A vote for candidate B will obviously lower the expected value, so let’s focus on the difference between voting for candidates A and C. Voting for candidate C over A will increase the probability that candidate C is elected, decrease the probability that candidate A is elected, and increase the probability that candidate B is elected. How large are these differences relative to each other? In a swing state, where candidates A and B have nearly the same support, the increase in probability of electing candidate C is negligible compared to the decrease in probability of electing candidate A. In that situation, even given their value difference, my expected value is maximized by voting for candidate A. However, I live in New York, where candidate A is highly favored. In this case, changing my vote changes all probabilities only very slightly, and likely by similar amounts. This model seems to indicate that a vote for C maximizes my expected value.

This schematic model isn’t everything, though. For instance, I could consider more nuanced outcomes. Let’s split candidate A’s presidency into two possibilities: A1 if candidate A wins with a clear majority, and A2 if candidate A wins otherwise. Given the potential ramifications of A2, I value it less than A1, say \(v_{\text{A2}}=1\). My vote can now potentially affect the expected value in a nontrivial way, despite the fact I live in a safe state for candidate A. The value of your outcomes might be influenced by similarly nuanced considerations—say, if you value the social capital gained from performativity voting for a minor candidate.

In practice, this approach can look very strange. I did not participate in the New York primary this year, but if I had it might have been best to register as a Republican and vote for John Kasich.
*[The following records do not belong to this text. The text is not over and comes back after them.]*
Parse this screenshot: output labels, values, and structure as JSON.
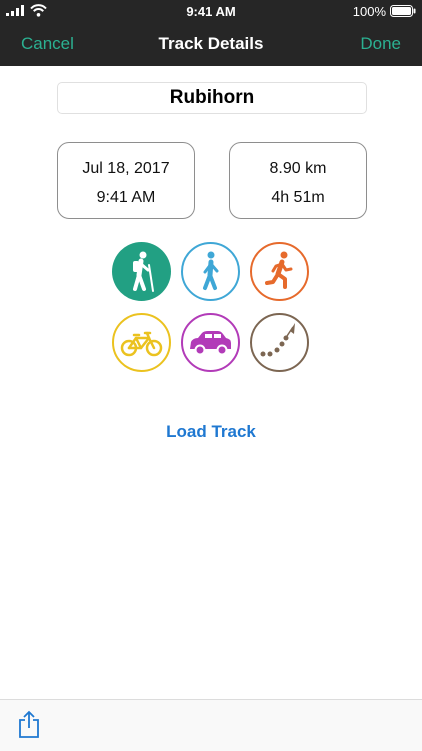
{
  "status_bar": {
    "time": "9:41 AM",
    "battery": "100%"
  },
  "nav": {
    "cancel": "Cancel",
    "title": "Track Details",
    "done": "Done"
  },
  "track": {
    "name": "Rubihorn",
    "date": "Jul 18, 2017",
    "time": "9:41 AM",
    "distance": "8.90 km",
    "duration": "4h 51m"
  },
  "activities": [
    {
      "name": "hiking-icon",
      "color": "#22a083",
      "selected": true
    },
    {
      "name": "walking-icon",
      "color": "#3fa7d6",
      "selected": false
    },
    {
      "name": "running-icon",
      "color": "#e66a2c",
      "selected": false
    },
    {
      "name": "cycling-icon",
      "color": "#ebc21f",
      "selected": false
    },
    {
      "name": "car-icon",
      "color": "#b23bb8",
      "selected": false
    },
    {
      "name": "other-track-icon",
      "color": "#7c6652",
      "selected": false
    }
  ],
  "load_track": "Load Track",
  "toolbar": {
    "share_icon": "share-icon"
  }
}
After all, weighing the Democratic candidates about the same and with stark differences between Republican candidates (not to mention a more influential Republican vote in this state), expected outcomes would probably have been maximized by decreasing the probability of Trump!

I don’t pretend to know how you value each election outcome, or even how you measure the probabilities as influenced by your vote. Come to your own conclusions, as quantitative or as hand-wavy as you would like. But don’t ignore the philosophy of voting laid out here: vote in a way which maximizes expected value. You can vote blindly based on preference, but you’ll be no better than the rube who keeps buying lotto tickets because they like money.